I could not agree more.  It certainly helped the career of the snarky John Maynard Keynes.  He continually shocked the bourgeoisie with counterinituitive assertions that saving was actually harmful and that we’d all be better off if we buried bottles full of money and paid workers to dig them up.

In the next post Krugman criticizes Levitt and Dubner for misrepresenting the views of other scholars:

OK, I’m working my way through the climate chapter “” and the first five pages, by themselves, are enough to discredit the whole thing. Why? Because they grossly misrepresent other peoples’ research, in both climate science and economics.

And the final one-two punch is delivered in a third post on the topic:

I suspect, though I don’t know this, that the authors were just careless “” they skimmed Weitzman’s paper, which is densely written, saw a number they liked, and didn’t ask what the number meant.

.   .   .

And that’s not acceptable. This is a serious issue. We’re not talking about the ethics of sumo wrestling here; we’re talking, quite possibly, about the fate of civilization.

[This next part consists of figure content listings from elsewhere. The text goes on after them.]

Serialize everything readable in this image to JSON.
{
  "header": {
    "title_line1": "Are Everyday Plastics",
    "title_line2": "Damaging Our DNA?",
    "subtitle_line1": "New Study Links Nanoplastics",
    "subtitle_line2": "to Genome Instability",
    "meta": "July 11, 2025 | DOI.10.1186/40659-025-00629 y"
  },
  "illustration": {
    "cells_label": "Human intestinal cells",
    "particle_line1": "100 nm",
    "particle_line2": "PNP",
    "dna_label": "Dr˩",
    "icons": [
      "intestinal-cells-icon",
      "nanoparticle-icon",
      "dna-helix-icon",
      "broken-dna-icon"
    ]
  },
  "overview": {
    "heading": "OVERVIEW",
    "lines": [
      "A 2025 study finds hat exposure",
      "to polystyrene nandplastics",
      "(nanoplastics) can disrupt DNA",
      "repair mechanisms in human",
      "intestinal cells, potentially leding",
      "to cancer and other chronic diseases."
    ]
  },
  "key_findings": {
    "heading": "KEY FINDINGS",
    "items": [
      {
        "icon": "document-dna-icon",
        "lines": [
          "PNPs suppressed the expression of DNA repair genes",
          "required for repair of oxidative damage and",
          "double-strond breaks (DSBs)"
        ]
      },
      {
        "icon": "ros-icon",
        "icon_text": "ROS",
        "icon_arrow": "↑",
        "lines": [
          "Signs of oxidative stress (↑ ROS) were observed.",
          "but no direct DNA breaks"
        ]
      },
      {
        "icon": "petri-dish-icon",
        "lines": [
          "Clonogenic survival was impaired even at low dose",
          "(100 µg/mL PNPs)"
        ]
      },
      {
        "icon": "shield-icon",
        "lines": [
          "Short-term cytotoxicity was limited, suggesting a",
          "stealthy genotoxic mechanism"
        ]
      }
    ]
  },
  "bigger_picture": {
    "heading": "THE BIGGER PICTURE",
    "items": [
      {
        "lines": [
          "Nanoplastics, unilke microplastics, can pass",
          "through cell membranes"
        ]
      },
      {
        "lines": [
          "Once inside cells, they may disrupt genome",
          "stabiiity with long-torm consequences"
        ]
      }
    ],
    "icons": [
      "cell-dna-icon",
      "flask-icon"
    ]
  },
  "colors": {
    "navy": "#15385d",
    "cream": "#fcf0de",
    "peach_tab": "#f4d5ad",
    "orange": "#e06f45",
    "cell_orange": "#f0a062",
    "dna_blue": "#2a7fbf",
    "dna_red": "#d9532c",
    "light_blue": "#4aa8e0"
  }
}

It’s not a place to play snarky, contrarian games.

Given all the gross charicature and misrepresentation of the views of my beloved Chicago school, as Cochrane and Levine exposed in two recent essays, it’s good to have a Nobel Prize winner speaking out forcefully on the need for higher standards. 

So to summarize, we need to actually read what people write, not just skim.  We must not misrepresent the views of others.  And, for the love of God, no more snarkiness on important issues like global warming, and dare I add, monetary solutions to the worst economic crisis since the 1930s. 

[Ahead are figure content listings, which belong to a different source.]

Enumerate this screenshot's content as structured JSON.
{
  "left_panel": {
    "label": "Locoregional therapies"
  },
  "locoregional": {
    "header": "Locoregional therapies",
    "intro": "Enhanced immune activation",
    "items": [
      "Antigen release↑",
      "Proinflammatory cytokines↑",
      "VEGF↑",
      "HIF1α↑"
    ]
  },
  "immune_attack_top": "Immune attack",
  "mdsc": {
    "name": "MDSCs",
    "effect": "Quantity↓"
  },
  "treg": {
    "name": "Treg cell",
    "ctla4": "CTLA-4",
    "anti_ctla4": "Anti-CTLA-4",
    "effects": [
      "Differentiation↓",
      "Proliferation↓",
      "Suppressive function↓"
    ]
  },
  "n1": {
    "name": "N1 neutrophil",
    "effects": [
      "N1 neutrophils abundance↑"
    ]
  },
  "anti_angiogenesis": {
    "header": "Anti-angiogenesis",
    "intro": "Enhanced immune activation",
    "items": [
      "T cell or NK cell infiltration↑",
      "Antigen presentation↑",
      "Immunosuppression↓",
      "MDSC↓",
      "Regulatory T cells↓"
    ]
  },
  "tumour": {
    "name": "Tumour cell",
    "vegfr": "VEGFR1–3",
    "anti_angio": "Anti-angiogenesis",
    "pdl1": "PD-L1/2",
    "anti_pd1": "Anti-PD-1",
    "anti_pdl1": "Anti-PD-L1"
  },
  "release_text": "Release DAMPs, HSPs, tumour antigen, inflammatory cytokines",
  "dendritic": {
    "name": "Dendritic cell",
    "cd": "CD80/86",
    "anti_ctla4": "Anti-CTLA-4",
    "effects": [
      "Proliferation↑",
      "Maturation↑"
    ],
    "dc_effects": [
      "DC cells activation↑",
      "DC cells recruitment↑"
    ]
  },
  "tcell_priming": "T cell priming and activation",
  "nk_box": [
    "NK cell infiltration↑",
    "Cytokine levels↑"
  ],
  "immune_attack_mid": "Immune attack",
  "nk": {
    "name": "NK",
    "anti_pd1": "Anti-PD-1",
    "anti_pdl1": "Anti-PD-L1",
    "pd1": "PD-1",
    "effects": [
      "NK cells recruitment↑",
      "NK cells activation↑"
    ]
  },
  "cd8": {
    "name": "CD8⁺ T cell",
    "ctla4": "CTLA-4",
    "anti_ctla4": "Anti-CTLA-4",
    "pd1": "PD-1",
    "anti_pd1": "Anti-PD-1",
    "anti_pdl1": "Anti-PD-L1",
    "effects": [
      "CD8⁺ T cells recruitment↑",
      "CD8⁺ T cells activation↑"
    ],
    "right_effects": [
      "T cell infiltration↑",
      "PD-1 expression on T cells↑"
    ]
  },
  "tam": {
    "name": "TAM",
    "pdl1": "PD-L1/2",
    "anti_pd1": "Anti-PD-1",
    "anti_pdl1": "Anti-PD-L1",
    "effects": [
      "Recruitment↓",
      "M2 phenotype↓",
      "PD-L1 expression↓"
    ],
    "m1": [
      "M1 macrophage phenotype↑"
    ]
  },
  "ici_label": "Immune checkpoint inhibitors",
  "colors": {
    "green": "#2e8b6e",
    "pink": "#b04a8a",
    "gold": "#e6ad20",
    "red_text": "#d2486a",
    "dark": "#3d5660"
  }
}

PS.  The alert reader will have noticed that my blog is also full of counterintuitive nonsense.  But at least I’m never snarky.

PPS.  For the record, like Levitt and Dubner I believe global warming is real and needs to be addressed.  And I also share their interest in geoengineering (although as an affluent snorkler I’d be better off with a draconian carbon reduction policy.)  And I share their view that many climate experts (and Krugman) overstate the urgency of the crisis.  We need to take a deep breath before we turn our economy upside down.  The two best solutions would be:

1.  For China to privatize the 50% of its economy that is still SOEs, which as in all communist countries are very energy inefficient.

2.  A carbon tax.

BTW, I haven’t read their book yet.  Does anyone know why they push the sulfates approach to geoengineering?   I had thought the creation of artificial clouds of water particles in the northern latitudes was cheaper, nonpolluting, and instantly reversible if nasty side effects developed.

Tyler Cowen recently argued that geoengineering might be politically unacceptable at the international level.  But I don’t see this as a serious problem for most actual proposals, which call for geoengineering as only a last resort to cap the rise of global temperature at around 2 or 3 degrees centigrade (until long term energy solutions are developed.)  I doubt whether a policy designed to keep the planet from going from hot to very hot would be all that controversial.  There would be debate about how much to cool, but not over whether to prevent a 5 to 10 degree rise in temps.  The policy won’t be implimented for decades, and by then war will no longer be a tool of international relations.  The world will be a big EU.  Oops, there I go again with counterintuitive assertions.

Update:  Wow!  Now I can’t wait to see chapter 5 of SuperfreakonomicsThis piece by Dubner flatly contradicts much of what Krugman has been saying.  One of the two will end up with a lot of egg on their face.  Has anyone seen the chapter?   (HT: Tyler Cowen) 

(HT: Dilip for the Levine link.)



28 Responses to “Let’s clean up the blogosphere (and the atmosphere too)”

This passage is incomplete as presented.